As the discussion on the possibility of creating an integer IV goes on, I'm updating the patch to include the non-NULL assertion for IdxTy.

Interesting, although given that the loop runs for more than one iteration, would that i1 variable work correctly?

The i1 variable doesn't actually get used for anything; the vectorizer makes a new induction variable to track the iteration count.

can we compute the trip count for these loops?

SCEV can compute the trip count for this testcase, yes. See ScalarEvolution::computeExitCountExhaustively.

Interesting, although given that the loop runs for more than one iteration, would that i1 variable work correctly?

The i1 variable doesn't actually get used for anything; the vectorizer makes a new induction variable to track the iteration count.

Ah, okay. Interesting. I certainly see your point - if it is never used for anything, then we don't need to require it.

can we compute the trip count for these loops?

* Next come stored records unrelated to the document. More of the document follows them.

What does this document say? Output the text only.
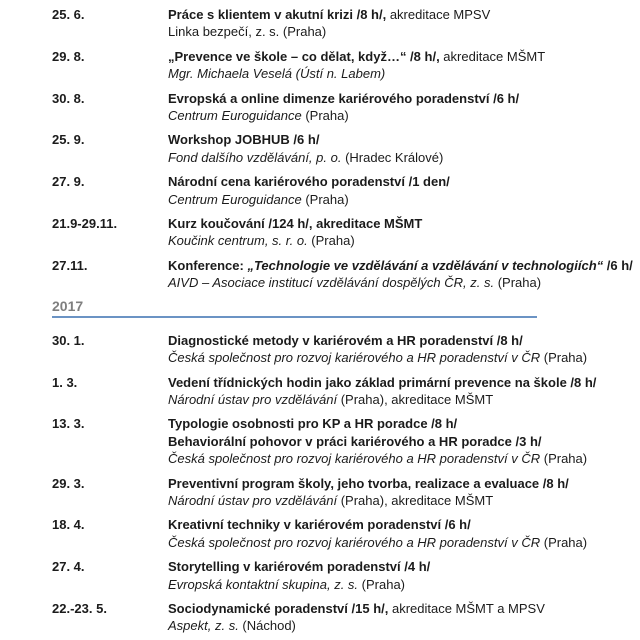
25. 6.	Práce s klientem v akutní krizi /8 h/, akreditace MPSV
Linka bezpečí, z. s. (Praha)
29. 8.	„Prevence ve škole – co dělat, když…“ /8 h/, akreditace MŠMT
Mgr. Michaela Veselá (Ústí n. Labem)
30. 8.	Evropská a online dimenze kariérového poradenství /6 h/
Centrum Euroguidance (Praha)
25. 9.	Workshop JOBHUB /6 h/
Fond dalšího vzdělávání, p. o. (Hradec Králové)
27. 9.	Národní cena kariérového poradenství /1 den/
Centrum Euroguidance (Praha)
21.9-29.11.	Kurz koučování /124 h/, akreditace MŠMT
Koučink centrum, s. r. o. (Praha)
27.11.	Konference: „Technologie ve vzdělávání a vzdělávání v technologiích“ /6 h/
AIVD – Asociace institucí vzdělávání dospělých ČR, z. s. (Praha)
2017
30. 1.	Diagnostické metody v kariérovém a HR poradenství /8 h/
Česká společnost pro rozvoj kariérového a HR poradenství v ČR (Praha)
1. 3.	Vedení třídnických hodin jako základ primární prevence na škole /8 h/
Národní ústav pro vzdělávání (Praha), akreditace MŠMT
13. 3.	Typologie osobnosti pro KP a HR poradce /8 h/
Behaviorální pohovor v práci kariérového a HR poradce /3 h/
Česká společnost pro rozvoj kariérového a HR poradenství v ČR (Praha)
29. 3.	Preventivní program školy, jeho tvorba, realizace a evaluace /8 h/
Národní ústav pro vzdělávání (Praha), akreditace MŠMT
18. 4.	Kreativní techniky v kariérovém poradenství /6 h/
Česká společnost pro rozvoj kariérového a HR poradenství v ČR (Praha)
27. 4.	Storytelling v kariérovém poradenství /4 h/
Evropská kontaktní skupina, z. s. (Praha)
22.-23. 5.	Sociodynamické poradenství /15 h/, akreditace MŠMT a MPSV
Aspekt, z. s. (Náchod)
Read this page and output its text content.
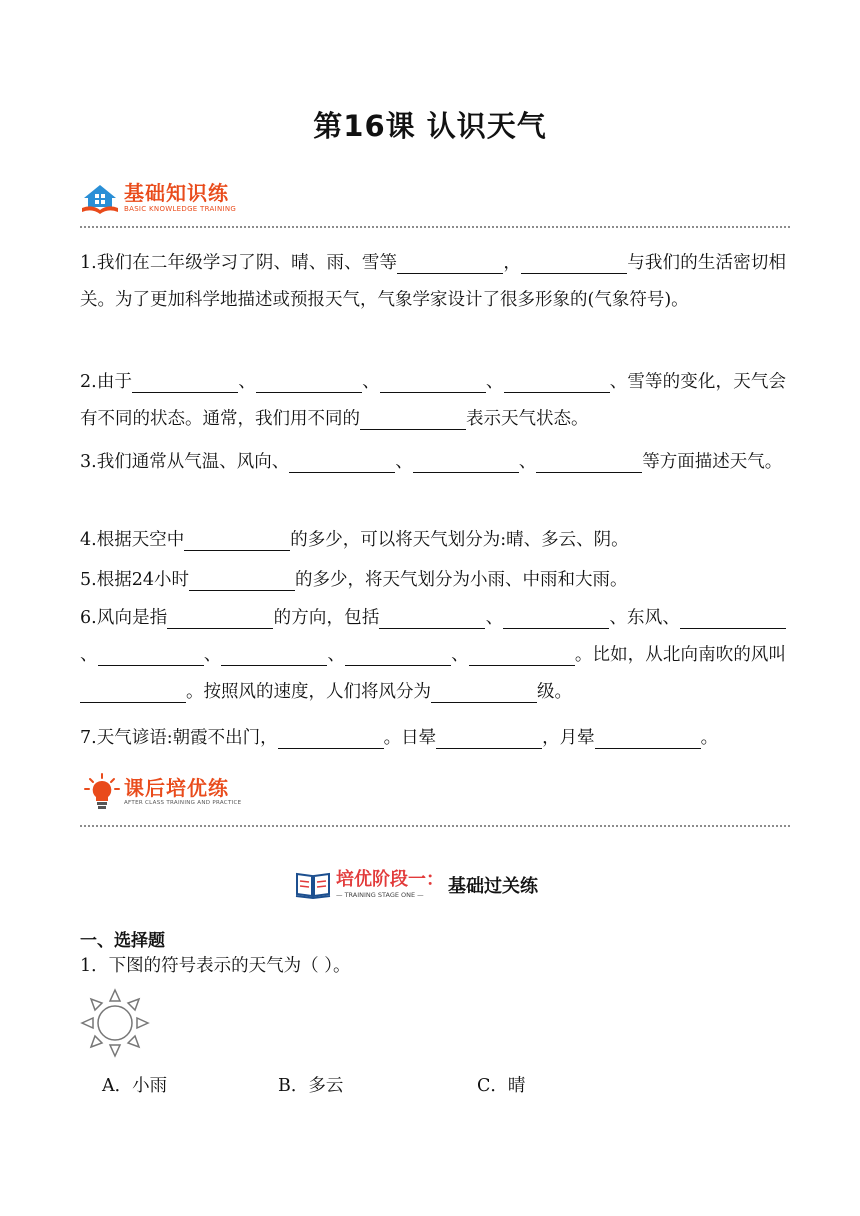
第16课 认识天气
基础知识练
BASIC KNOWLEDGE TRAINING
1.我们在二年级学习了阴、晴、雨、雪等	，	与我们的生活密切相关。为了更加科学地描述或预报天气，气象学家设计了很多形象的(气象符号)。
2.由于	、	、	、	、雪等的变化，天气会有不同的状态。通常，我们用不同的	表示天气状态。
3.我们通常从气温、风向、	、	、	等方面描述天气。
4.根据天空中	的多少，可以将天气划分为:晴、多云、阴。
5.根据24小时	的多少，将天气划分为小雨、中雨和大雨。
6.风向是指	的方向，包括	、	、东风、、	、	、	、	。比如，从北向南吹的风叫。按照风的速度，人们将风分为	级。
7.天气谚语:朝霞不出门，	。日晕	，月晕	。
课后培优练
AFTER CLASS TRAINING AND PRACTICE
培优阶段一：
— TRAINING STAGE ONE —	基础过关练
一、选择题
1．下图的符号表示的天气为（ ）。
A．小雨	B．多云	C．晴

SCEV can compute the trip count for this testcase, yes. See ScalarEvolution::computeExitCountExhaustively.

Sure. That will do it.

can we compute the trip count for these loops?

SCEV can compute the trip count for this testcase, yes. See ScalarEvolution::computeExitCountExhaustively.

Sure. That will do it.

Still doesn't move a needle on my priority list. We might be able to do this for fast-math mode, but that means loop trip count may be different depending on the FP optimizations performed. Not a very good program to begin with. Vectorizer has a long list of TODOs for optimizing practically-useful well-written code.

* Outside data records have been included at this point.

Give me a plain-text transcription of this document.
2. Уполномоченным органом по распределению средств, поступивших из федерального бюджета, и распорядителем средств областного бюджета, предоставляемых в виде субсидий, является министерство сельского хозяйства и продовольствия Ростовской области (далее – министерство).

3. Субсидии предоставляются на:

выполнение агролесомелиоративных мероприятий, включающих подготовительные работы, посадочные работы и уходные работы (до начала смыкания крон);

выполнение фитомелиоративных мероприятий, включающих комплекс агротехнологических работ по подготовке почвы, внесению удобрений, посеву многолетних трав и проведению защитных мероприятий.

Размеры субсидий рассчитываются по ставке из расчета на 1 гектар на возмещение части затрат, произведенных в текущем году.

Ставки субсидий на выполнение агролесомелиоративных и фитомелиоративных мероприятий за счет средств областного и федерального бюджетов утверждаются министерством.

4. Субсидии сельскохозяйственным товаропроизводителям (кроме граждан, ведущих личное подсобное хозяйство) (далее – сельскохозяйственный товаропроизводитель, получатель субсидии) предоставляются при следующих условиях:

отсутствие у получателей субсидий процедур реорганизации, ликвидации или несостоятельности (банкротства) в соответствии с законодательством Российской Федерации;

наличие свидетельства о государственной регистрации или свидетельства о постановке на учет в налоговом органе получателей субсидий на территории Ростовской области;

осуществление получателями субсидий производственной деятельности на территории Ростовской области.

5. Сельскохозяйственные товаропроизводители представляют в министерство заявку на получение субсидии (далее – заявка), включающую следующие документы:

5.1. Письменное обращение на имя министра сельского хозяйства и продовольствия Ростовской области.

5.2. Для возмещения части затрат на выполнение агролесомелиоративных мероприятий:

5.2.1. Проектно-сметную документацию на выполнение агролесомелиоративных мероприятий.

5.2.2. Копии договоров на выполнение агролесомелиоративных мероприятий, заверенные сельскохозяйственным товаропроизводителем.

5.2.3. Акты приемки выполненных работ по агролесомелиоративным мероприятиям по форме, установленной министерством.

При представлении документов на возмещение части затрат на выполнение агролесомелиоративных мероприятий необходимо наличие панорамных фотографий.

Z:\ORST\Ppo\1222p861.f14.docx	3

In any case, I think the proposed fix (or some other mechanism) is still needed since I don't think SCEV can compute trip count in all cases of FP primary inductions.

Regarding the LIT test from D47216, isn't that essentially the same as the LIT test I have here?

I say yes and no. One induction versus two inductions. Given that there were none before, it's nice to have more than one, especially so if another one is handily available. I don't insist, though.

hsaito accepted this revision.Sep 21 2018, 3:25 PM

LGTM. We can continue discussing about not bailing out for the subset of cases, but we don't have to let the compiler crash while we do that.

This revision is now accepted and ready to land.Sep 21 2018, 3:25 PM

Regarding the LIT test from D47216, isn't that essentially the same as the LIT test I have here?

I say yes and no. One induction versus two inductions. Given that there were none before, it's nice to have more than one, especially so if another one is handily available. I don't insist, though.

Makes sense. I'll add that second test.

LGTM. We can continue discussing about not bailing out for the subset of cases, but we don't have to let the compiler crash while we do that.

Thanks! I'll commit after adding that test.

wristow updated this revision to Diff 166569.Sep 21 2018, 3:49 PM

Added test from D47216.

This revision was automatically updated to reflect the committed changes.